Researchers investigate how racialized groups are faring during the pandemic
For Canada to succeed in curbing COVID-19, all communities need to succeed, says Brock University president and co-investigator Gervan Fearon.
As a young Arab, Palestinian, first-generation immigrant woman, Shireen Salti says she has lived with race-based inequities “my whole life.” COVID-19, she says, has amplified those inequities for all ethnic populations.
“Preliminary research indicates that unemployment rates are very, very high and are a major concern to all racialized communities,” she says. “They are the ones on the frontlines facing the brunt of the pandemic … without the option of working from home.”
As the executive director of the Canadian Arab Institute (CAI), Ms. Salti says there is a lack of research-based data on how ethnic communities are faring during the pandemic and how they can be better informed and supported in curbing COVID-19. To fill this gap, the CAI partnered with Brock University and the University of Toronto’s Rotman School of Management in a community-based research project to evaluate the impact of COVID-19 on Arab, Black, Indigenous and South Asian communities in Canada.
“The most recent data from the city of Toronto, for example, indicates Black people and people of colour make up a staggering 83 percent of recorded COVID-19 cases while only making up half of Toronto’s population,” she notes. To gather information on the pandemic experiences of these ethnic populations, 70 racialized research assistants were sent to Toronto, Montreal, Ottawa, Edmonton and Windsor to conduct interviews with them.

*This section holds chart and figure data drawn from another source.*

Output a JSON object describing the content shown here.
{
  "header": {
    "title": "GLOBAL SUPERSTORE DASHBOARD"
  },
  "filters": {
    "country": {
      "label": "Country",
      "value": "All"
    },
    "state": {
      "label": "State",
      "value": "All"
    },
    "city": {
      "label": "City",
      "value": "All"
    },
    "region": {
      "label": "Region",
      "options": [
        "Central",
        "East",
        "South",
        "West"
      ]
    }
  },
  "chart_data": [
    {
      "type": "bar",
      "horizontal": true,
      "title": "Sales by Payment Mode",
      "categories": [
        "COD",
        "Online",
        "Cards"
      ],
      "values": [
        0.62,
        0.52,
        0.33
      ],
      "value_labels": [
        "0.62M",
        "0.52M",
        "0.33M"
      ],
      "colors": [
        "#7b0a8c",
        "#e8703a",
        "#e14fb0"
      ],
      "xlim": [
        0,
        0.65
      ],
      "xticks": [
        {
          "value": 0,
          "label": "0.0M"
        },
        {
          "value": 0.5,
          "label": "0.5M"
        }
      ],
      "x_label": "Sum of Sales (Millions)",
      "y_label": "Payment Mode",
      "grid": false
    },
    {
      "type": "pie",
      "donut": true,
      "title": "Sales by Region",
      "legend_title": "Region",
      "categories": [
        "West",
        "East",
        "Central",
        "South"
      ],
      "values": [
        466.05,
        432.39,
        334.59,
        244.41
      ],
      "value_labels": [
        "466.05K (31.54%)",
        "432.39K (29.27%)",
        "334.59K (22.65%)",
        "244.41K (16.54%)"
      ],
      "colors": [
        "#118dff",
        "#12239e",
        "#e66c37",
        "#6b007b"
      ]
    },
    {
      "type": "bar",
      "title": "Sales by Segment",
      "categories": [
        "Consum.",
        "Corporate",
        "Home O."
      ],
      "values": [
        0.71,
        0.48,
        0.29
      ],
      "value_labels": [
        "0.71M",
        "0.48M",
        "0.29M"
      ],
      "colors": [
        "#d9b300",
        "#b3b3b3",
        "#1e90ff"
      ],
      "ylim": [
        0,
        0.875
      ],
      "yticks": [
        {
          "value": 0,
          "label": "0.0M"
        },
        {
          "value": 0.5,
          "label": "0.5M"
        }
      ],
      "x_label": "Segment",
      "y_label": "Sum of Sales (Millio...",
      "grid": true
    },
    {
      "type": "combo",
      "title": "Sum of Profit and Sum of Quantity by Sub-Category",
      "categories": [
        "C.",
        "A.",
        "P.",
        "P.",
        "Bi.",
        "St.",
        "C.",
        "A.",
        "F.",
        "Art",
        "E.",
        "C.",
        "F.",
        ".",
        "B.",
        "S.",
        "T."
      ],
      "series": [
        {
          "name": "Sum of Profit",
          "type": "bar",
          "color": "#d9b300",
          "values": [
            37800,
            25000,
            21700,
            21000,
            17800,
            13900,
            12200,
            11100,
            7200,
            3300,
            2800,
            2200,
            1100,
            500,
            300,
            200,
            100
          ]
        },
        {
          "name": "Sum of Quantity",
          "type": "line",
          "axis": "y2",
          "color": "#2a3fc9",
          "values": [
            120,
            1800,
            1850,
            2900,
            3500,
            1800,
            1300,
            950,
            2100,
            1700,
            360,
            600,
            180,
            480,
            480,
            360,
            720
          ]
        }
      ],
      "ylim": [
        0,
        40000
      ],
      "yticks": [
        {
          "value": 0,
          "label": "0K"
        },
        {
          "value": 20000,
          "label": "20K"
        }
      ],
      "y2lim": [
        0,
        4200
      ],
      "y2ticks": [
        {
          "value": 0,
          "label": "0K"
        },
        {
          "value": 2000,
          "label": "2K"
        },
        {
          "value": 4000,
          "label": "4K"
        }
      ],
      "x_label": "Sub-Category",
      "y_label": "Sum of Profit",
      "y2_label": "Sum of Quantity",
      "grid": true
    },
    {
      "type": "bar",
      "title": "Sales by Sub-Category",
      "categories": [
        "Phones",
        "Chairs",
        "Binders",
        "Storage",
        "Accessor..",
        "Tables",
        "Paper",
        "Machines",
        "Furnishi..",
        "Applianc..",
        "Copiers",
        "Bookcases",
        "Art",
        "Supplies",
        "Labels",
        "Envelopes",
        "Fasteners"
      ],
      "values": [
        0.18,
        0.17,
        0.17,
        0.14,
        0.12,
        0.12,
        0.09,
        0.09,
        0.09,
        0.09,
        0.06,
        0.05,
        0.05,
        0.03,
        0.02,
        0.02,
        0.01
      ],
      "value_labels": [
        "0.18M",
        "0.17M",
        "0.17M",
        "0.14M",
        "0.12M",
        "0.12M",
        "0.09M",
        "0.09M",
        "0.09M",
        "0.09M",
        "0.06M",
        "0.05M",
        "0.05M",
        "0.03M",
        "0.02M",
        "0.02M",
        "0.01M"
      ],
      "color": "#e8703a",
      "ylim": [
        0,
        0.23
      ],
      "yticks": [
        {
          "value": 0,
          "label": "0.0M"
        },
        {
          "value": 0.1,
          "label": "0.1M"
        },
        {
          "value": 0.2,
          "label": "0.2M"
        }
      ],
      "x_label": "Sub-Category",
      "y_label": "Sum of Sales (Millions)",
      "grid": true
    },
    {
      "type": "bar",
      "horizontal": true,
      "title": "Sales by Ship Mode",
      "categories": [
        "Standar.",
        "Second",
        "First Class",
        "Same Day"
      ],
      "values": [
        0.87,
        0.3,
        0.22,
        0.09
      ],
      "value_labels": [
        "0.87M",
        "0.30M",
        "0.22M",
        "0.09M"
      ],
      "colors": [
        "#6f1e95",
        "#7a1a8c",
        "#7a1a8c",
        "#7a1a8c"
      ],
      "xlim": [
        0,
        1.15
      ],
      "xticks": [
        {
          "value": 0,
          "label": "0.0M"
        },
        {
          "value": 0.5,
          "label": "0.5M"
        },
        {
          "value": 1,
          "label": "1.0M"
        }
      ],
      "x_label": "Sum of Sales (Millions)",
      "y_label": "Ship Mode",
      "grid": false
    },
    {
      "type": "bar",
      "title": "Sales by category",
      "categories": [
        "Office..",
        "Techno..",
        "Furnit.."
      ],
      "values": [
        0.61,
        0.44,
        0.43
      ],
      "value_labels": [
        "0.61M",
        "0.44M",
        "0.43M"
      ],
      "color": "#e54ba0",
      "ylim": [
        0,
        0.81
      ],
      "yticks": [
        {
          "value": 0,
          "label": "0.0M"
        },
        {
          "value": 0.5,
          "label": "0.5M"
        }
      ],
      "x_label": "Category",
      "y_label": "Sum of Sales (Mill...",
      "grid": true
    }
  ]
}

“We really wanted to look at this from a race-based data collection lens and we wanted it to be research done for the community, by the community,” Ms. Salti says. Launched in August, the Impact of COVID-19 Pandemic on Equity-Seeking Groups across Canada Survey is nearing the end of the interviewing and data-gathering stage, although Ms. Salti says people can still take part in an online survey. “Hundreds of people have submitted online surveys, but we are looking to reach thousands so that we have more influential data to rely on.”
Brock University president Gervan Fearon, one of the study’s co-investigators, says if Canada is going to succeed in mitigating the pandemic, then all communities have to succeed. This survey will look at the mental, emotional, social and physical effects of the pandemic, while delving into specifics such as how racialized communities get their information.
“If information is being distributed to mainstream media, but then missing community-based media, some individuals may not have access to the same information in terms of addressing or being immediately aware of the strategies to take in a pandemic,” says Dr. Fearon. This information, he says, will ensure policymakers aren’t missing those alternative, vital channels of communication.
The survey will also look at how specific communities cope during a crisis. “For some communities, their coping strategy may be the need to come together and have community engagement,” says Dr. Fearon. “In the case of a pandemic, that natural or usual behaviour can be challenging, so having information like that and identifying those communities is really important.”
When analyzing and reporting on their findings, Dr. Fearon says the research team will determine whether there are significant differences between the community groups they’re identifying and the general population; what those differences are and how those differences can inform public policy-making and strategies to address COVID-19. Ms. Salti says this information will benefit all Canadians in navigating the pandemic’s recovery phase.
“Policy that’s informed by the lived experience of racialized communities is often understated,” she says. “We can’t just have policies that don’t take into consideration the people who are most impacted.”